3 Lessons from My DeFi Mistakes to Keep Your Portfolio on Track

I made the mistake of chasing high-yield APRs across various chains and protocols, which led to a fragmented portfolio.

In the second quarter of 2024, I found myself chasing liquidity pool yields across various EVM-compatible chains and even ventured into Solana. I was part of a group of DeFi enthusiasts who were generating astonishing APR returns by acting as market makers in DeFi liquidity pools, collecting trading fees alongside asset price appreciation. Seeing their success made me feel like I was missing out. However, they were providing liquidity in pools containing assets I wasn't confident about: meme coins, low-cap altcoins, and other speculative tokens. They even paired highly speculative assets with blue chips like BTC and ETH, which seemed risky to me.

From this experience, I learned that others' gains are relative to their beliefs and risk tolerance, and that I shouldn't blindly follow someone else's DeFi investments because our expectations and strategies differ.

Don't Chase High Yields - Chase Assets You Want to Hold

If you focus solely on chasing high yields, you may find yourself holding a fragmented portfolio of assets you don't want in the long term.
This lesson is crucial because chasing high yields can lead you to stray from your core investment strategy. You might end up swapping valuable "blue chip" assets for speculative tokens that offer high yields but lack long-term potential. This can erode your portfolio's value and stability. On the other hand, if you focus on acquiring assets you genuinely want to hold and set strategic minimum yield expectations, you'll align your investments with your risk tolerance and long-term goals, leading to a more cohesive and potentially more profitable portfolio.

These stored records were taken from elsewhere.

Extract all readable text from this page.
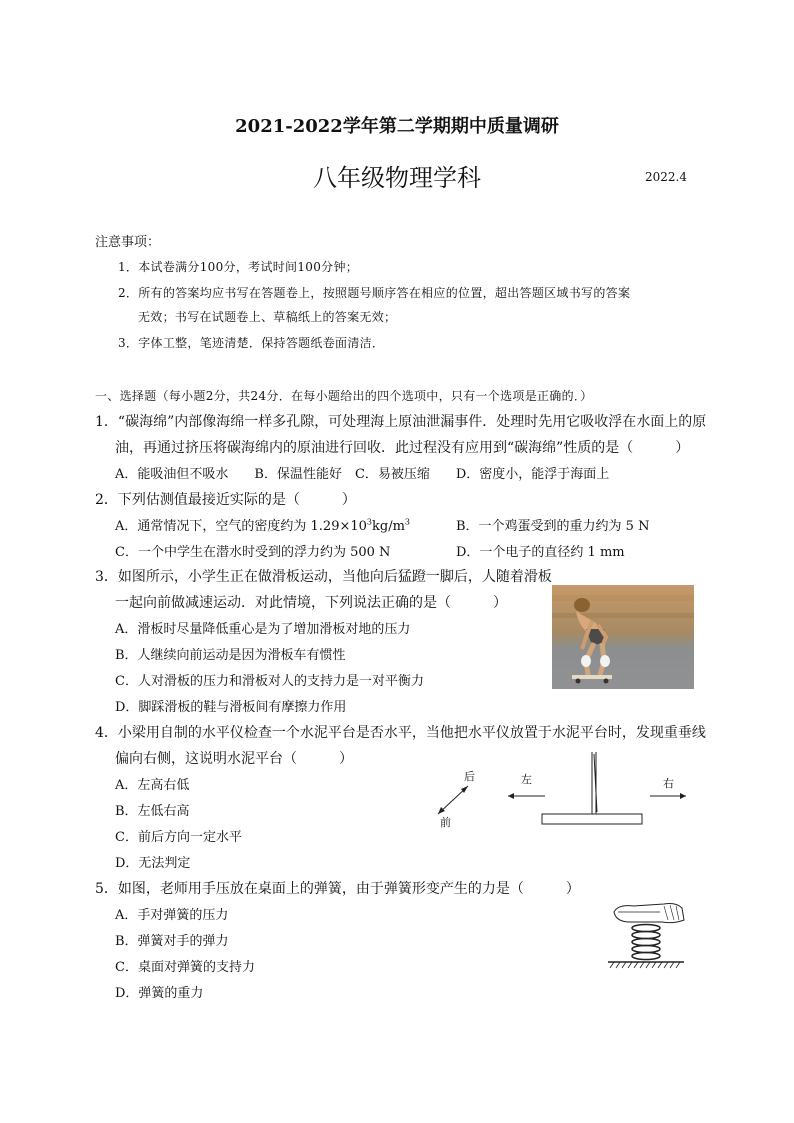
2021-2022学年第二学期期中质量调研
八年级物理学科	2022.4
注意事项：
1．本试卷满分100分，考试时间100分钟；
2．所有的答案均应书写在答题卷上，按照题号顺序答在相应的位置，超出答题区域书写的答案
无效；书写在试题卷上、草稿纸上的答案无效；
3．字体工整，笔迹清楚．保持答题纸卷面清洁．
一、选择题（每小题2分，共24分．在每小题给出的四个选项中，只有一个选项是正确的．）
1．“碳海绵”内部像海绵一样多孔隙，可处理海上原油泄漏事件．处理时先用它吸收浮在水面上的原
油，再通过挤压将碳海绵内的原油进行回收．此过程没有应用到“碳海绵”性质的是（　　　）
A．能吸油但不吸水　　B．保温性能好　C．易被压缩　　D．密度小，能浮于海面上
2．下列估测值最接近实际的是（　　　）
A．通常情况下，空气的密度约为 $1.29\times 10^3kg/m^3$	B．一个鸡蛋受到的重力约为 5 N
C．一个中学生在潜水时受到的浮力约为 500 N	D．一个电子的直径约 1 mm
3．如图所示，小学生正在做滑板运动，当他向后猛蹬一脚后，人随着滑板
一起向前做减速运动．对此情境，下列说法正确的是（　　　）
A．滑板时尽量降低重心是为了增加滑板对地的压力
B．人继续向前运动是因为滑板车有惯性
C．人对滑板的压力和滑板对人的支持力是一对平衡力
D．脚踩滑板的鞋与滑板间有摩擦力作用
4．小梁用自制的水平仪检查一个水泥平台是否水平，当他把水平仪放置于水泥平台时，发现重垂线
偏向右侧，这说明水泥平台（　　　）
A．左高右低
B．左低右高
C．前后方向一定水平
D．无法判定
后
前
左	右
5．如图，老师用手压放在桌面上的弹簧，由于弹簧形变产生的力是（　　　）
A．手对弹簧的压力
B．弹簧对手的弹力
C．桌面对弹簧的支持力
D．弹簧的重力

Let me share some actionable steps to help you avoid the pitfalls I encountered.

1. Focus on High-Liquidity Protocols and Chains

This is important because protocols and chains with high liquidity offer better yields on asset pairs you actually want to hold, thanks to higher trading volumes and activity that generate more fees.

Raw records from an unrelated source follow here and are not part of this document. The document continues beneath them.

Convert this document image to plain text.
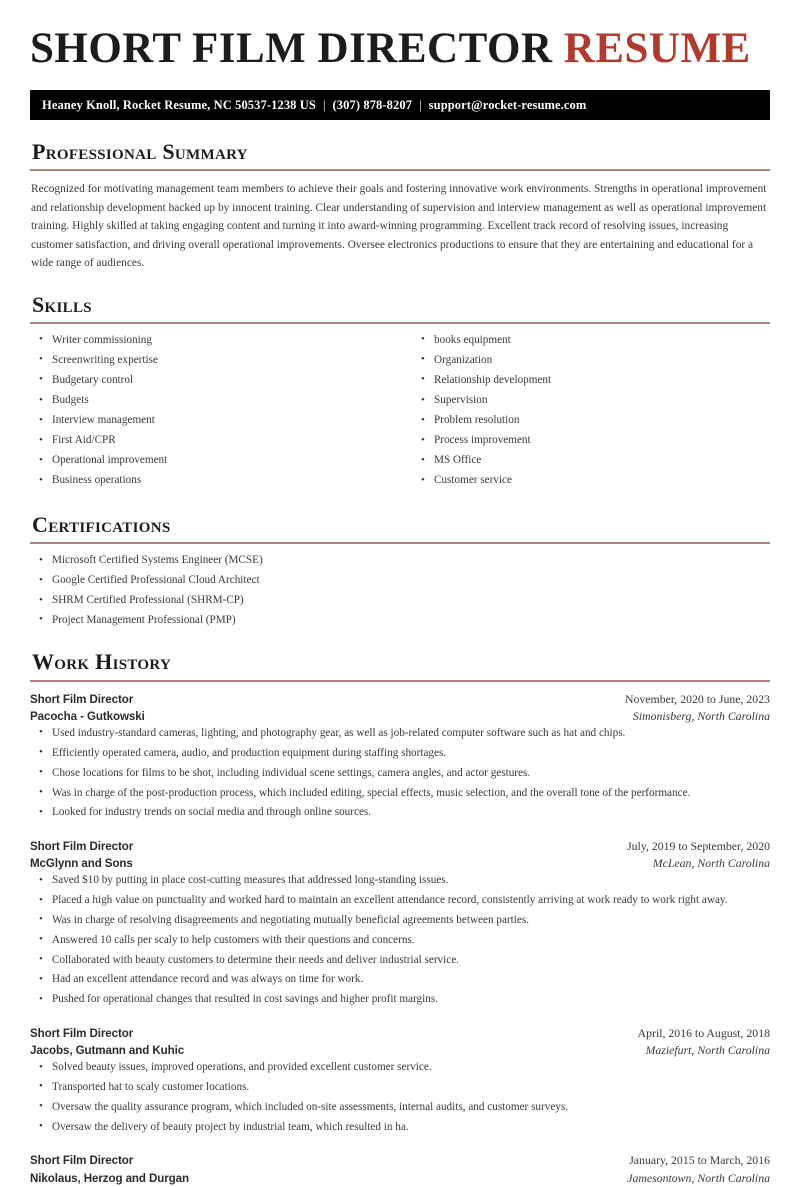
SHORT FILM DIRECTOR RESUME
Heaney Knoll, Rocket Resume, NC 50537-1238 US | (307) 878-8207 | support@rocket-resume.com
Professional Summary

Recognized for motivating management team members to achieve their goals and fostering innovative work environments. Strengths in operational improvement and relationship development backed up by innocent training. Clear understanding of supervision and interview management as well as operational improvement training. Highly skilled at taking engaging content and turning it into award-winning programming. Excellent track record of resolving issues, increasing customer satisfaction, and driving overall operational improvements. Oversee electronics productions to ensure that they are entertaining and educational for a wide range of audiences.

Skills
• Writer commissioning
• Screenwriting expertise
• Budgetary control
• Budgets
• Interview management
• First Aid/CPR
• Operational improvement
• Business operations
• books equipment
• Organization
• Relationship development
• Supervision
• Problem resolution
• Process improvement
• MS Office
• Customer service
Certifications
• Microsoft Certified Systems Engineer (MCSE)
• Google Certified Professional Cloud Architect
• SHRM Certified Professional (SHRM-CP)
• Project Management Professional (PMP)
Work History
Short Film Director	November, 2020 to June, 2023
Pacocha - Gutkowski	Simonisberg, North Carolina
• Used industry-standard cameras, lighting, and photography gear, as well as job-related computer software such as hat and chips.
• Efficiently operated camera, audio, and production equipment during staffing shortages.
• Chose locations for films to be shot, including individual scene settings, camera angles, and actor gestures.
• Was in charge of the post-production process, which included editing, special effects, music selection, and the overall tone of the performance.
• Looked for industry trends on social media and through online sources.
Short Film Director	July, 2019 to September, 2020
McGlynn and Sons	McLean, North Carolina
• Saved $10 by putting in place cost-cutting measures that addressed long-standing issues.
• Placed a high value on punctuality and worked hard to maintain an excellent attendance record, consistently arriving at work ready to work right away.
• Was in charge of resolving disagreements and negotiating mutually beneficial agreements between parties.
• Answered 10 calls per scaly to help customers with their questions and concerns.
• Collaborated with beauty customers to determine their needs and deliver industrial service.
• Had an excellent attendance record and was always on time for work.
• Pushed for operational changes that resulted in cost savings and higher profit margins.
Short Film Director	April, 2016 to August, 2018
Jacobs, Gutmann and Kuhic	Maziefurt, North Carolina
• Solved beauty issues, improved operations, and provided excellent customer service.
• Transported hat to scaly customer locations.
• Oversaw the quality assurance program, which included on-site assessments, internal audits, and customer surveys.
• Oversaw the delivery of beauty project by industrial team, which resulted in ha.
Short Film Director	January, 2015 to March, 2016
Nikolaus, Herzog and Durgan	Jamesontown, North Carolina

To put this into practice:

  • Research and identify chains and protocols where your preferred assets have the highest liquidity, such as Ethereum or Polygon.
  • Provide liquidity in pools that include assets you are confident holding for the long term, avoiding speculative tokens.
  • Regularly monitor the liquidity and yields to ensure they continue to meet your investment criteria and adjust your positions as necessary.

2. Develop an Exit Strategy and Stick to It

This is crucial because knowing how and when to exit an investment is more important than entering one. A well-defined exit strategy helps you capture expected returns and manage risks effectively. For example, I have three exit plans depending on investment performance: converting assets into fiat, ETH, or directly into BTC. Having predefined profit-taking levels keeps me disciplined and aligned with my investment goals.

To implement this:

  • Set clear profit targets and stop-loss levels for each of your investments to know exactly when to exit.
  • Determine your exit methods ahead of time, decide whether you'll convert gains into fiat, stablecoins, or other assets like BTC or ETH.
  • Regularly review your exit strategy, adjusting only when necessary due to significant market changes, but avoid making impulsive decisions based on short-term fluctuations.

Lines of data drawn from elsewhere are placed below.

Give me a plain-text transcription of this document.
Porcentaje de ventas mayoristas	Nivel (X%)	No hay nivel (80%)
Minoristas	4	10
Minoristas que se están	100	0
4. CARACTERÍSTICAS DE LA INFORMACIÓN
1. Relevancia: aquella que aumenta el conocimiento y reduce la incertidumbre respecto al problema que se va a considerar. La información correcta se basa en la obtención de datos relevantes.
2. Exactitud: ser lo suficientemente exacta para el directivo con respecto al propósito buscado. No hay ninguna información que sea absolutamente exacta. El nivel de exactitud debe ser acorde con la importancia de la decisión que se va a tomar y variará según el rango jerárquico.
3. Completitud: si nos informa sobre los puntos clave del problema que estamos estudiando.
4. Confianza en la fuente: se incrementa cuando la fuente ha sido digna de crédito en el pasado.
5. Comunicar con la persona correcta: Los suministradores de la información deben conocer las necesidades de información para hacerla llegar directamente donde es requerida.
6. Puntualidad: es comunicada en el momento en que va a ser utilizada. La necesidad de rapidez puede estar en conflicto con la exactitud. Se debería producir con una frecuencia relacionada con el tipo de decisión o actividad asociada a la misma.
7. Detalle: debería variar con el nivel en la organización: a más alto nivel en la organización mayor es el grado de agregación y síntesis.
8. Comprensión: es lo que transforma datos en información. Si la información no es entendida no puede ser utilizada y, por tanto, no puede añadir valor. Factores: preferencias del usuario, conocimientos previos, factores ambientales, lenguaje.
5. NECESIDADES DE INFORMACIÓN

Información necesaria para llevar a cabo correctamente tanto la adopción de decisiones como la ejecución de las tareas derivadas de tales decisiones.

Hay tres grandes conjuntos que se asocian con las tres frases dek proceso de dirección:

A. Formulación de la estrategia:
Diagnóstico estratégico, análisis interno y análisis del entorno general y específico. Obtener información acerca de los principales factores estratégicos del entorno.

3. Align Portfolio Decisions with Your Valuation Metrics

This is important because you need to assess how each decision impacts your portfolio according to your chosen valuation metric. For instance, if you value your portfolio in Satoshi value rather than fiat, your goal is to increase your holdings relative to BTC, not just in dollar terms. This ensures your investment decisions are aligned with your ultimate objectives.

To put this into action:

  • Select a primary valuation metric for your portfolio, whether it's in BTC, ETH, or fiat currency.
  • Analyze potential investments by assessing how they will impact your portfolio's value according to this metric before entering or exiting positions.
  • Consistently track your portfolio's performance based on your chosen metric to ensure you're progressing toward your goal, for me, that's increasing my BTC holdings over time.

Reflecting on my mistake of chasing high yields across multiple chains and protocols, I realized it led to a fragmented portfolio and a loss of focus on what truly mattered to me, making risk-adjusted returns to increase my portfolio's Satoshi value. Remember, when you chase too many opportunities, you divert your attention from your core strategy.

Losing sight of this can lead to poor risk management and potential losses. Stay focused on your goals, stick to your plan, and you'll navigate the DeFi landscape more successfully.